If you thought the law was to protect and serve, I'm sorry, but those days are long gone, they disappeared about the time "zero tolerance" entered the vernacular. You see a law on the books does no good if it actually manages to prevent anything, the success is in the number of arrests.

And that's the point. No legislator will be able to trumpet his or her achievements by pointing to a chart showing the decline in a behavior meant to be discouraged by their legislation. No, the progress, the rule by which these sorts of things are measured is the number of arrests and whenever possible, convictions.

The trouble is, most laws don't achieve anything they hope to. Make it illegal to carry guns into convenience stores? Only the law abiding will adhere to the rule of law, the criminals, those for who the law is intended to protect against already planned on breaking the law, another one is supposed to bother them in any way? No, that law would measure its success by the number of normally law abiding who either forgot they were carrying, or made the conscious decision that the law is unconstitutional (it is) and decided their ability to defend themselves outweighed the risk of getting caught. In other words, they became criminals by their own choice so far as the law is concerned, yet the ones the law was "intended" to affect simply don't care because they wanted that gun to perform a robbery, not for self protection, and they quite like knowing no one else is supposed to be armed either.

Yeah, you go ahead and "trust" they are only looking for the"bad guys". But please don't be surprized when they find the means to make you one of the bad guys after all.

Loptr - 6-2-2015 at 07:54

I have to agree with you, Varmint.

I think you put that very well, and the intent is not necessarily bad, but comes from place of protecting ones ass; human nature.
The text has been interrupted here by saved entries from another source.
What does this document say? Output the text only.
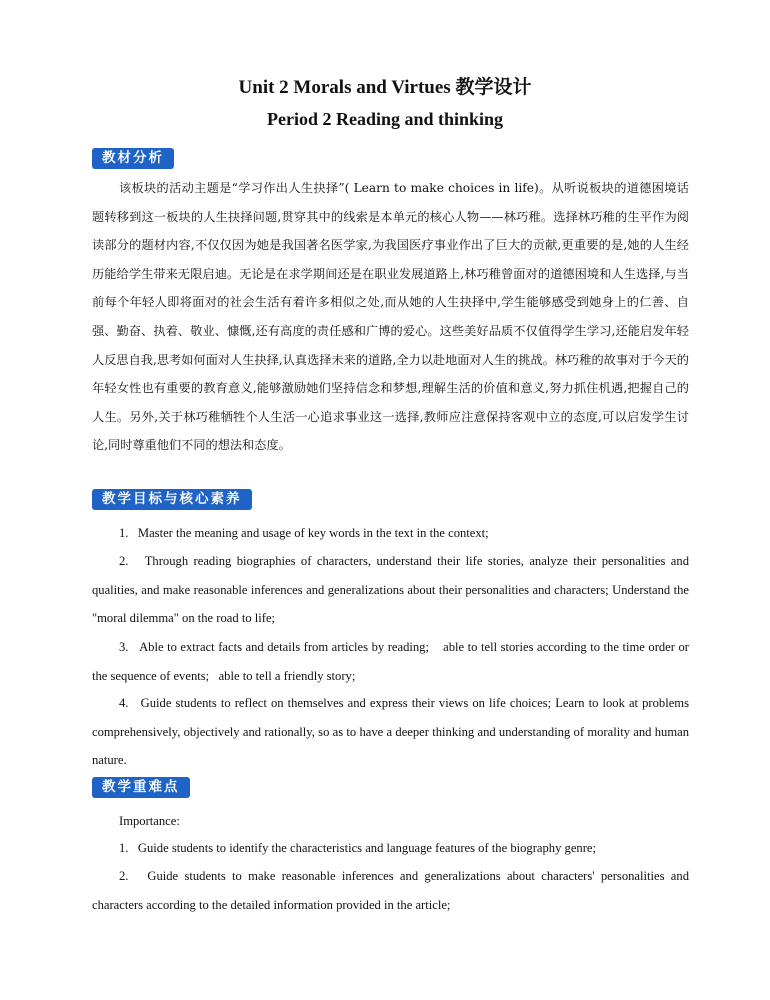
Unit 2 Morals and Virtues 教学设计
Period 2 Reading and thinking
教材分析
该板块的活动主题是“学习作出人生抉择”( Learn to make choices in life)。从听说板块的道德困境话题转移到这一板块的人生抉择问题,贯穿其中的线索是本单元的核心人物——林巧稚。选择林巧稚的生平作为阅读部分的题材内容,不仅仅因为她是我国著名医学家,为我国医疗事业作出了巨大的贡献,更重要的是,她的人生经历能给学生带来无限启迪。无论是在求学期间还是在职业发展道路上,林巧稚曾面对的道德困境和人生选择,与当前每个年轻人即将面对的社会生活有着许多相似之处,而从她的人生抉择中,学生能够感受到她身上的仁善、自强、勤奋、执着、敬业、慷慨,还有高度的责任感和广博的爱心。这些美好品质不仅值得学生学习,还能启发年轻人反思自我,思考如何面对人生抉择,认真选择未来的道路,全力以赴地面对人生的挑战。林巧稚的故事对于今天的年轻女性也有重要的教育意义,能够激励她们坚持信念和梦想,理解生活的价值和意义,努力抓住机遇,把握自己的人生。另外,关于林巧稚牺牲个人生活一心追求事业这一选择,教师应注意保持客观中立的态度,可以启发学生讨论,同时尊重他们不同的想法和态度。
教学目标与核心素养
1.   Master the meaning and usage of key words in the text in the context;
2.   Through reading biographies of characters, understand their life stories, analyze their personalities and qualities, and make reasonable inferences and generalizations about their personalities and characters; Understand the "moral dilemma" on the road to life;
3.   Able to extract facts and details from articles by reading;    able to tell stories according to the time order or the sequence of events;   able to tell a friendly story;
4.   Guide students to reflect on themselves and express their views on life choices; Learn to look at problems comprehensively, objectively and rationally, so as to have a deeper thinking and understanding of morality and human nature.
教学重难点
Importance:
1.   Guide students to identify the characteristics and language features of the biography genre;
2.   Guide students to make reasonable inferences and generalizations about characters' personalities and characters according to the detailed information provided in the article;
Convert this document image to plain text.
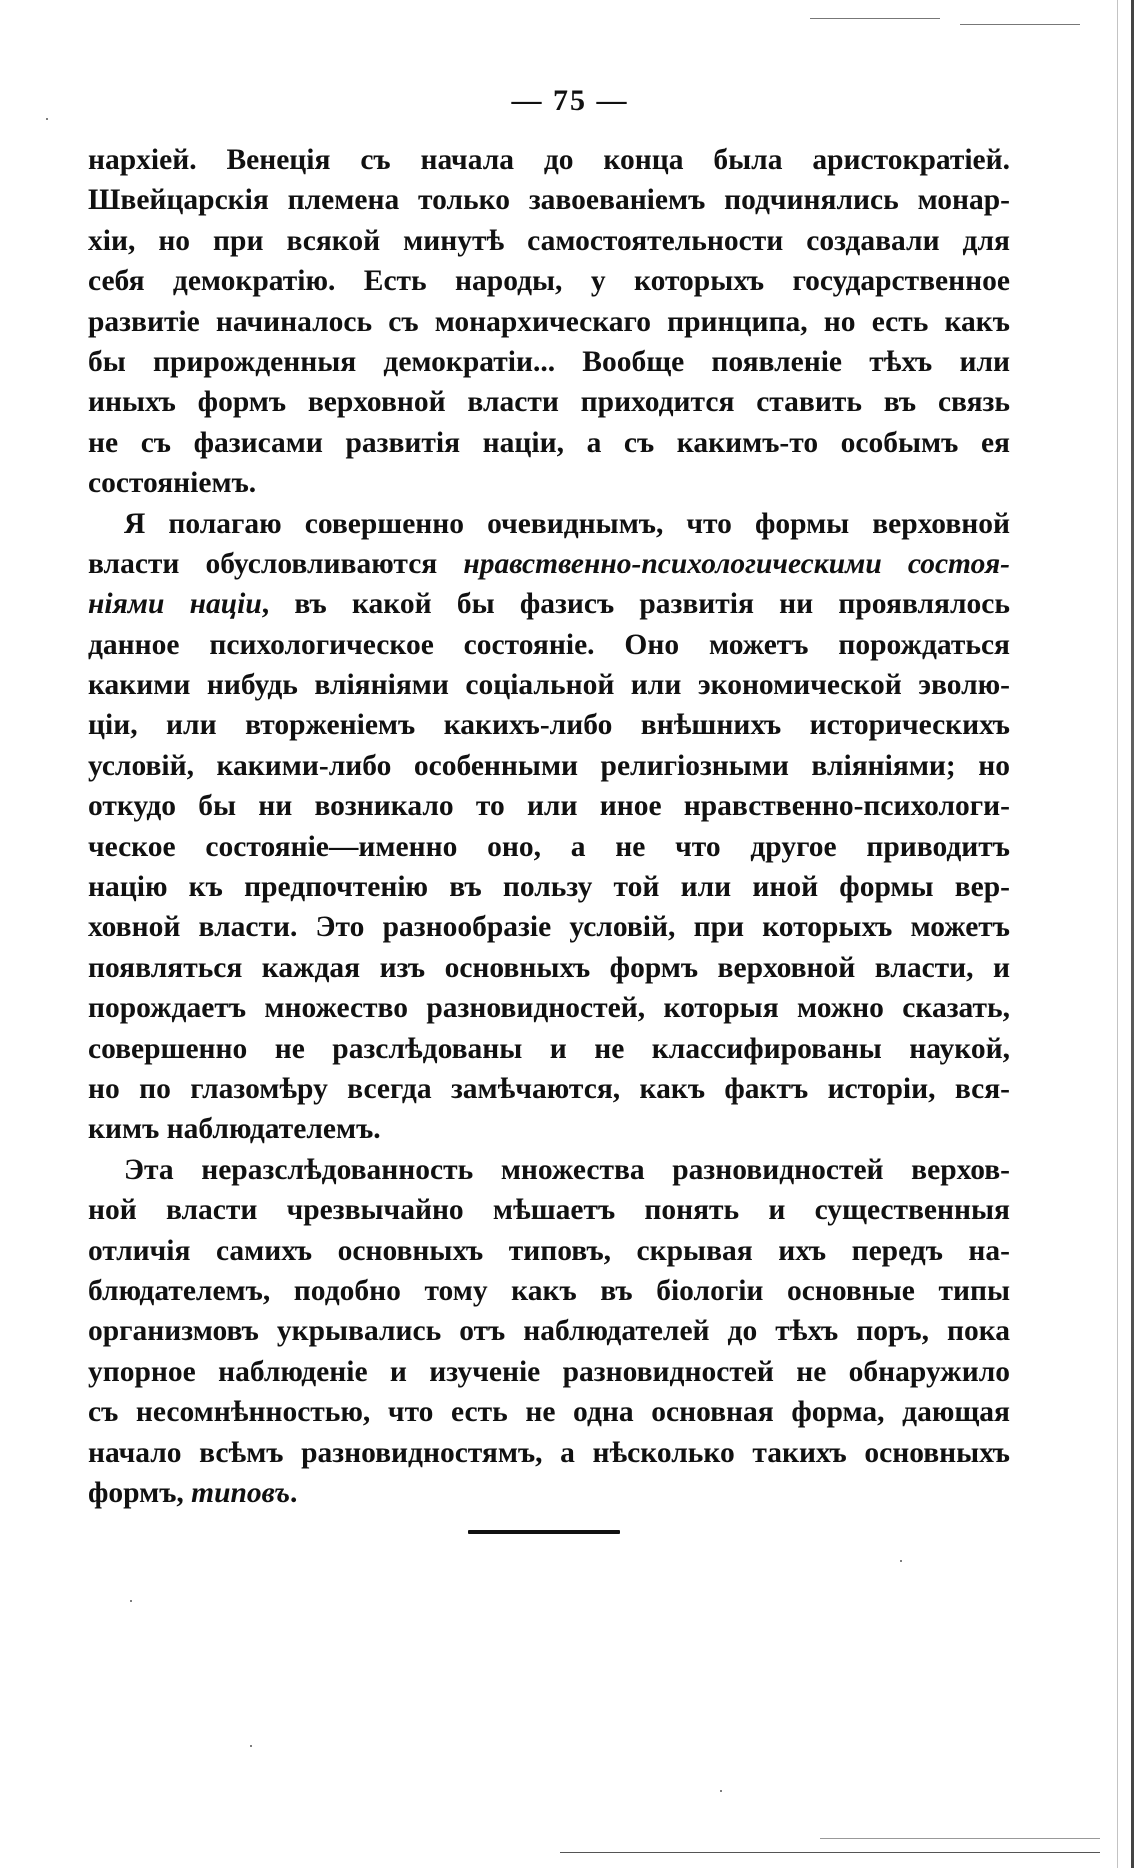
— 75 —
нархіей. Венеція съ начала до конца была аристократіей.
Швейцарскія племена только завоеваніемъ подчинялись монар-
хіи, но при всякой минутѣ самостоятельности создавали для
себя демократію. Есть народы, у которыхъ государственное
развитіе начиналось съ монархическаго принципа, но есть какъ
бы прирожденныя демократіи... Вообще появленіе тѣхъ или
иныхъ формъ верховной власти приходится ставить въ связь
не съ фазисами развитія націи, а съ какимъ-то особымъ ея
состояніемъ.
Я полагаю совершенно очевиднымъ, что формы верховной
власти обусловливаются нравственно-психологическими состоя-
ніями націи, въ какой бы фазисъ развитія ни проявлялось
данное психологическое состояніе. Оно можетъ порождаться
какими нибудь вліяніями соціальной или экономической эволю-
ціи, или вторженіемъ какихъ-либо внѣшнихъ историческихъ
условій, какими-либо особенными религіозными вліяніями; но
откудо бы ни возникало то или иное нравственно-психологи-
ческое состояніе—именно оно, а не что другое приводитъ
націю къ предпочтенію въ пользу той или иной формы вер-
ховной власти. Это разнообразіе условій, при которыхъ можетъ
появляться каждая изъ основныхъ формъ верховной власти, и
порождаетъ множество разновидностей, которыя можно сказать,
совершенно не разслѣдованы и не классифированы наукой,
но по глазомѣру всегда замѣчаются, какъ фактъ исторіи, вся-
кимъ наблюдателемъ.
Эта неразслѣдованность множества разновидностей верхов-
ной власти чрезвычайно мѣшаетъ понять и существенныя
отличія самихъ основныхъ типовъ, скрывая ихъ передъ на-
блюдателемъ, подобно тому какъ въ біологіи основные типы
организмовъ укрывались отъ наблюдателей до тѣхъ поръ, пока
упорное наблюденіе и изученіе разновидностей не обнаружило
съ несомнѣнностью, что есть не одна основная форма, дающая
начало всѣмъ разновидностямъ, а нѣсколько такихъ основныхъ
формъ, типовъ.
Chemosynthesis - 6-2-2015 at 09:13

Agreed on the public apathy.

I am less worried about the DEA itself than I am the prospect of the DEA SOD using constructive intent to lie to judges and prosecutors, or masking a bust with local law enforcement... who has rather famously destroyed extremely expensive labs in one instance. I brought this up with a couple people in the DEA or on task forces, and aside from the whole lying to the other hand and illegal spying issue, their self assurance didn't cover city/town/county police, code enforcement, or whoever might want a shakedown (fees, civil asset forfeiture, etc.)

There is incentive to abuse the system. There is financial incentive from asset forfeiture, statistical incentive for funding arguments even if not brought to trial, and potential personal incentive for other statistics. Even if one level or agency is trustworthy enough now, the risk of being in the news, gossiped about by neighbors, having to pay any kind of legal bill, taking time off work to clear up asset issues.... Why have it? And some jobs, such as those with security clearances, will require spending time on even stupid issues reporting and documenting.

Zombie - 6-2-2015 at 13:46

Exactly why I suggest CYA as your first step. (cover your arse)

[Edited on 6-2-2015 by Zombie]

hurley_dave_jump.jpg - 35kB

morganbw - 7-2-2015 at 04:04

I do not worry about the DEA (federal) but the local drug enforcement in my area is very aggressive. Lots of mom and pops busted each week.
They ignore the Mexican cartel and go for the people who do not know a damn thing about chemistry and are able to make only a few grams of dirty shit for their-selves and possibly a couple of others.
Stupid people who are trying to feed their demon, but in reality only hurt their-selves.

We need to be careful because a lot of useful organics can be tagged as a precursor for drug manufacturer.

It pisses me off a little, there is an experiment I want to do but one of the steps goes through a drug precursor. I haven't come to terms on how to do it with out placing myself in legal jeopardy.